KEBUN SAWO BUDE TINAH
Penulis : Lidwina Rohani
“ Boleh aku bertemu dengan Arum sebentar, Pak?”
Pak Jo tersenyum menatapku lekat, sambil terus mengipas sate.
“Pak Jo masih sibuk, Neng. Ini sebentar lagi ada yang mau ambil pesanan sate. Tadi masnya pergi sebentar, beli pulsa di ruko.”
“Tidak jauh, kan, rumahnya?” desakku masih penasaran dengan tangisan Arum.
“Apa berani Neng Titi ke sana sendirian? Itu ... rumah Pak Jo kelihatan dari sini.”
Aku mengikuti arah telunjuk Pak Jo. Dari kejauhan aku dapat melihat samar-samar cahaya lampu rumah di belakang kebun sawo Bude Tinah.
Sekelebat wajah Bude Tinah terbayang di sudut mata. Ah, tapi aku janji tidak lama. Cuma untuk melihat sebentar dan menghibur Arum lalu balik pulang. Bibi Naning juga tidak mungkin mencariku. Gerimis halus mengantar langkahku menuju rumah Pak Jo.

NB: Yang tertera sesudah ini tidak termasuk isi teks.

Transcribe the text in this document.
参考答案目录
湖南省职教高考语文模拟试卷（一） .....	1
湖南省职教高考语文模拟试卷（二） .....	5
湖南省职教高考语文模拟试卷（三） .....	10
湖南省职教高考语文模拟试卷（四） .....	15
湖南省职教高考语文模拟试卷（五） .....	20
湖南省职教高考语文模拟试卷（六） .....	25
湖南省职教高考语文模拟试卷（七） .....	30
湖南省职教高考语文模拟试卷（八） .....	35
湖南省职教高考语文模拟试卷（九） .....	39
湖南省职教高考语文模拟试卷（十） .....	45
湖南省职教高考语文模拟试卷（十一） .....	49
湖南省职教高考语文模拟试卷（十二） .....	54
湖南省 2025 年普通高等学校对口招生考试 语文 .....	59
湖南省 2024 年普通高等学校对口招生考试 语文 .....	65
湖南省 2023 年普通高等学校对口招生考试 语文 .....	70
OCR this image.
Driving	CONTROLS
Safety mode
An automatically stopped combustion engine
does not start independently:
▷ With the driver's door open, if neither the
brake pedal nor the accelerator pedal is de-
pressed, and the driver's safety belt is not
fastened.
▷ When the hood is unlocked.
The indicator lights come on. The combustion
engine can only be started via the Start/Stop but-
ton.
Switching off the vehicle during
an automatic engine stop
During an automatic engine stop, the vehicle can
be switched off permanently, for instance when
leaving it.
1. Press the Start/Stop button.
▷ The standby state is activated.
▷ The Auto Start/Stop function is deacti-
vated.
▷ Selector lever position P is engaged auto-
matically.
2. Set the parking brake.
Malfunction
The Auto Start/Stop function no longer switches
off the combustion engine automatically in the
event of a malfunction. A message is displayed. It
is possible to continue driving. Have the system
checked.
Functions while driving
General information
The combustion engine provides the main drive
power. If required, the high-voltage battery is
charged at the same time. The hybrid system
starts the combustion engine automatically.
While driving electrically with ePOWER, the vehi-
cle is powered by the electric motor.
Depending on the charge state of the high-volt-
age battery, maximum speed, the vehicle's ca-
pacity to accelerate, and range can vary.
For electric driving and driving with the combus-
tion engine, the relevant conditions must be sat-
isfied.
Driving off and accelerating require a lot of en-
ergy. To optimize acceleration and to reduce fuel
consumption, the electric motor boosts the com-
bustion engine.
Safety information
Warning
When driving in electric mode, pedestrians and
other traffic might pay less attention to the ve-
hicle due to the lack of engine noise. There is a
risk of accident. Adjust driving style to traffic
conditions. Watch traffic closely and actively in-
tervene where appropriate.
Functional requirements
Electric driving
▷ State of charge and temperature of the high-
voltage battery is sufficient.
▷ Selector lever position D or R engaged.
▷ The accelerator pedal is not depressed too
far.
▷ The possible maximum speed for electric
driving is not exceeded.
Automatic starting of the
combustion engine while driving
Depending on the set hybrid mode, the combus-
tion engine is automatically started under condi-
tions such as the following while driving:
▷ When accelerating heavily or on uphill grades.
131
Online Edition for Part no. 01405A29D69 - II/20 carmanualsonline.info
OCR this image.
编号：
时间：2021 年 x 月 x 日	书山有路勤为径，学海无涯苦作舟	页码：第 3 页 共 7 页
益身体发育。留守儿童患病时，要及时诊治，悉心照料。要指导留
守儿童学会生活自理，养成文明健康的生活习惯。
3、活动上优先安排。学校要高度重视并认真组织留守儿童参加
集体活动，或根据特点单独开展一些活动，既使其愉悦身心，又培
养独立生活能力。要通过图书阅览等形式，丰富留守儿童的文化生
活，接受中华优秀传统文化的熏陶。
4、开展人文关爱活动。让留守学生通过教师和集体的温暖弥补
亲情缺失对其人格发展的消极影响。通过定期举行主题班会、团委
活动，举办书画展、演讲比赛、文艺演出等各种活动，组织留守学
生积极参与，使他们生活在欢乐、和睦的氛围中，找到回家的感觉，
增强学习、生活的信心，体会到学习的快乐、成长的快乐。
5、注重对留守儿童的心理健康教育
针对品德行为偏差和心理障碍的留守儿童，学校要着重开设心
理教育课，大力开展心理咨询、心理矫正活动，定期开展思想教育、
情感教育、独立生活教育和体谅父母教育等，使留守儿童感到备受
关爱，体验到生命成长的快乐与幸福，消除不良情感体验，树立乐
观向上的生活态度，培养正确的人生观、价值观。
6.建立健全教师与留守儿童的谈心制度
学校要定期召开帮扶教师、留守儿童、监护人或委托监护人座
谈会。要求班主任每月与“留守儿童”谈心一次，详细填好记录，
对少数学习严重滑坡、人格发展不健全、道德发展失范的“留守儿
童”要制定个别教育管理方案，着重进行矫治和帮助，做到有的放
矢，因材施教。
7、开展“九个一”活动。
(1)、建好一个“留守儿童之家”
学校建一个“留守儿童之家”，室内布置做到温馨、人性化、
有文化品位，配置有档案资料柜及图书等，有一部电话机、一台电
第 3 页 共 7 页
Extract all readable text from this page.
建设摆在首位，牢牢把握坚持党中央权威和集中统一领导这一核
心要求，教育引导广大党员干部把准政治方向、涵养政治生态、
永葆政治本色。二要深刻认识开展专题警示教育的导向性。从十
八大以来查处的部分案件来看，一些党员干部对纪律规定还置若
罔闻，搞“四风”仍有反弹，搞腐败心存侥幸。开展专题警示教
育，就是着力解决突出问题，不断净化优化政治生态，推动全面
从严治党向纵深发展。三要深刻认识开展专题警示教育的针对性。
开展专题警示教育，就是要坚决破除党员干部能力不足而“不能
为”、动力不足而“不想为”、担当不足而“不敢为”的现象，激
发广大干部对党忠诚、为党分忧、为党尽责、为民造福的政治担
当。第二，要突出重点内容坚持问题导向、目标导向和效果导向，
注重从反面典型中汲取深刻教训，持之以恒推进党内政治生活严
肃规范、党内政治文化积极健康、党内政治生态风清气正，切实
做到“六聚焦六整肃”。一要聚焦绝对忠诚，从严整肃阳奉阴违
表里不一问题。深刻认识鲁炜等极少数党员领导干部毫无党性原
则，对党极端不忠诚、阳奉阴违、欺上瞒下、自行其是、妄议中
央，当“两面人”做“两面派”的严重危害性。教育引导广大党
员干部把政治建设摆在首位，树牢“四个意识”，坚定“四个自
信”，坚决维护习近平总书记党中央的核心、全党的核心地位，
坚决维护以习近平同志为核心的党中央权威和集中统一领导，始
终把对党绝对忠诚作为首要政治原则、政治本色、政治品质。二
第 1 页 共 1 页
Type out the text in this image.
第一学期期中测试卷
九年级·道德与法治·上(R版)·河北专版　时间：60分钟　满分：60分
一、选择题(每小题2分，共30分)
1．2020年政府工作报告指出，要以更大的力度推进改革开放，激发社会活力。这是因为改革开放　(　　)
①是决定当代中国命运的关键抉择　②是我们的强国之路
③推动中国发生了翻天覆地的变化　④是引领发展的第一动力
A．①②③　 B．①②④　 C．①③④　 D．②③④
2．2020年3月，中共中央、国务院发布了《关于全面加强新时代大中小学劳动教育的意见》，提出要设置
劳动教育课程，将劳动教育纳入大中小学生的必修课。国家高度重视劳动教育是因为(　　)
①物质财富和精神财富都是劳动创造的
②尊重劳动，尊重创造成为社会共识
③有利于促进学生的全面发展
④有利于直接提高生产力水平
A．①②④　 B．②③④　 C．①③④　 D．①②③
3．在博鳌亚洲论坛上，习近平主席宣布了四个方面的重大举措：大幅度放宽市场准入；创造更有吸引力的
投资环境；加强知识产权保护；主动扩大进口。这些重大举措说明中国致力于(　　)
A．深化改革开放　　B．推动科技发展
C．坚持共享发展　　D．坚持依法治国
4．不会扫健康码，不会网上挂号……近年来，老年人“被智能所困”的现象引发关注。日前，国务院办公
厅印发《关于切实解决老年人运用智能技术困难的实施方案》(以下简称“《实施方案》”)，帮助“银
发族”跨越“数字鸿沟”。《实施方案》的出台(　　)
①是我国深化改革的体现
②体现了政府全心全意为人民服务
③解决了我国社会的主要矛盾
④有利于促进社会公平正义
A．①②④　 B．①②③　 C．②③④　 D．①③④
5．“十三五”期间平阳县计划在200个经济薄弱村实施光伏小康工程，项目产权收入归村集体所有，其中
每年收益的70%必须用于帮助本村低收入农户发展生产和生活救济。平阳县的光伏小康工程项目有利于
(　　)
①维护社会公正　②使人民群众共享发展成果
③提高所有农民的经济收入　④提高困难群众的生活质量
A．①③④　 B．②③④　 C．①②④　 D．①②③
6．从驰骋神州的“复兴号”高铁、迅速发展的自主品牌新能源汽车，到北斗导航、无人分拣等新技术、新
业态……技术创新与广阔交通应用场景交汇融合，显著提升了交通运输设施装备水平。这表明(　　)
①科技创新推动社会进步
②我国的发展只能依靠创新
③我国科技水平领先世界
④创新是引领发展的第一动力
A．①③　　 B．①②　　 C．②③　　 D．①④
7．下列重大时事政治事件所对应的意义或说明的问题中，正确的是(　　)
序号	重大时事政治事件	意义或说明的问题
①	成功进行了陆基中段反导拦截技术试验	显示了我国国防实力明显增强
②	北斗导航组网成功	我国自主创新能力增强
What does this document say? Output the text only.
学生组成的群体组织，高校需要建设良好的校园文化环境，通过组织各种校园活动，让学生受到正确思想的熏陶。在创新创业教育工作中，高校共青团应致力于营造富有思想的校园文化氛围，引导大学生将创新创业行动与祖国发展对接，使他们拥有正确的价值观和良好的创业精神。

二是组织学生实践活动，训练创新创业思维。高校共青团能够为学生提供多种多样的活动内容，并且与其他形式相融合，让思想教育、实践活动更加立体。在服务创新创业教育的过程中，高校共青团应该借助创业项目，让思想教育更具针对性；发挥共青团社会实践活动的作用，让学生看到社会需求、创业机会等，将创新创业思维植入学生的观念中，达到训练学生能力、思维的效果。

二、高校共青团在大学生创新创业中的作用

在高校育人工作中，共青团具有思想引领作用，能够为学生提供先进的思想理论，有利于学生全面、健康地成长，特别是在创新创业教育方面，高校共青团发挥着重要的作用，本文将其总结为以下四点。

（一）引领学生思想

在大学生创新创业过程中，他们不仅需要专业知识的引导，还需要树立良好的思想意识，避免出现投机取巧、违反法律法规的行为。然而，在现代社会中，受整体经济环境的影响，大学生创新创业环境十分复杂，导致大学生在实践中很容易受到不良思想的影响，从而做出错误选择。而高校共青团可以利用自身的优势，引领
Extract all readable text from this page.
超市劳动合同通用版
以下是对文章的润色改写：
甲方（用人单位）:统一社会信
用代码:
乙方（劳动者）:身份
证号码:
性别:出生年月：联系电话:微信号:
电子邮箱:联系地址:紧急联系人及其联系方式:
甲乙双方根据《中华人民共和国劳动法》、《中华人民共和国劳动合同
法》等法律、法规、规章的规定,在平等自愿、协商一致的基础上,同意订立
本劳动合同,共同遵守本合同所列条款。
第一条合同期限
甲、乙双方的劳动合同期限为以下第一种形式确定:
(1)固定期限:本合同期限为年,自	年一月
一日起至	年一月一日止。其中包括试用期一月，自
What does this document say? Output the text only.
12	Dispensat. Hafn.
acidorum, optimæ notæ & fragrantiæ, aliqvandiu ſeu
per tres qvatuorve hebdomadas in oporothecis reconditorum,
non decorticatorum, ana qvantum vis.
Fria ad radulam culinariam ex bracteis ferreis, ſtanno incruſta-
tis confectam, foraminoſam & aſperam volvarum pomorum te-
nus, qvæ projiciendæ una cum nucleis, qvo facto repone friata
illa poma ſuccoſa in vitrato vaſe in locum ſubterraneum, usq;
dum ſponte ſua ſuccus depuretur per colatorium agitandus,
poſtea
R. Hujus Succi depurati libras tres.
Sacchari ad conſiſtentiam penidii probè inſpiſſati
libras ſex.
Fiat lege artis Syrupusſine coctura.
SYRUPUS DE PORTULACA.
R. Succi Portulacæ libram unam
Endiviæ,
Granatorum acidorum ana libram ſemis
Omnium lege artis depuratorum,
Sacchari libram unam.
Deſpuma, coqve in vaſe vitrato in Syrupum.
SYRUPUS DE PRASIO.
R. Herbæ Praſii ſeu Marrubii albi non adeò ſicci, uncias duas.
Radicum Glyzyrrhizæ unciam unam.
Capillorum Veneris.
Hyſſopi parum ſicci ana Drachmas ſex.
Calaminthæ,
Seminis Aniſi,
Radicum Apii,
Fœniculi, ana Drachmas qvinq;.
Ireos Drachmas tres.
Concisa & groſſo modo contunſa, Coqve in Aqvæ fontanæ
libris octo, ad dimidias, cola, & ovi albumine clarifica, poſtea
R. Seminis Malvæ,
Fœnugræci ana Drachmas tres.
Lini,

Semak belukar di sisi jalan setapak tidak begitu rimbun dan mengganggu, sehingga memudahkan langkahku mengarah ke kebun sawo Bude Tinah. Senja sudah berganti malam. Temanku sang bintang rupanya sudah siap menjadi penuntun abadi. Aku mempercepat langkah agar lekas sampai ke rumah Pak Jo.
Tetapi ... mengapa langkahku tidak juga sampai? Padahal rumah yang di maksud Pak Jo sudah tampak di depan mata meskipun samar. Pohon sawo di kanan kiri seolah-olah membisu. Tidak ada gerakan daun atau ranting yang mengayun. Bahkan tidak ada embusan angin yang menerpa wajahku. Mengapa juga tidak ada suara jangkrik atau katak? Aku juga tidak mendengar dengungan nyamuk kebun yang biasanya terbang gesit mencari mangsa. Hanya ada kesunyian yang membeku.
Tempat apa ini? Di mana aku sebenarnya? Mengapa semua tampak ganjil? Mengapa udara yang mengalir di hidungku terasa lain?
Sejenak aku menahan napas. Menghentikan langkah sambil mulai memperhatikan sekitar. Pohon-pohon sawo yang menjulang tinggi seolah mengawasiku diam-diam. Ah, benar-benar sepi, tidak ada gerakan atau suara apa-apa. Sepertinya ada yang ... aneh.
Tiba-tiba kakiku perlahan mulai berat. Sementara rumah Pak Jo sudah terlihat dari sini. Tangisan Arum juga sayup-sayup masih terdengar mengiba. Lirih dan pilu. Aku mulai takut. Tetapi yang paling membingungkan, ada apa dengan kakiku? Mengapa aku jadi sulit sekali bergerak?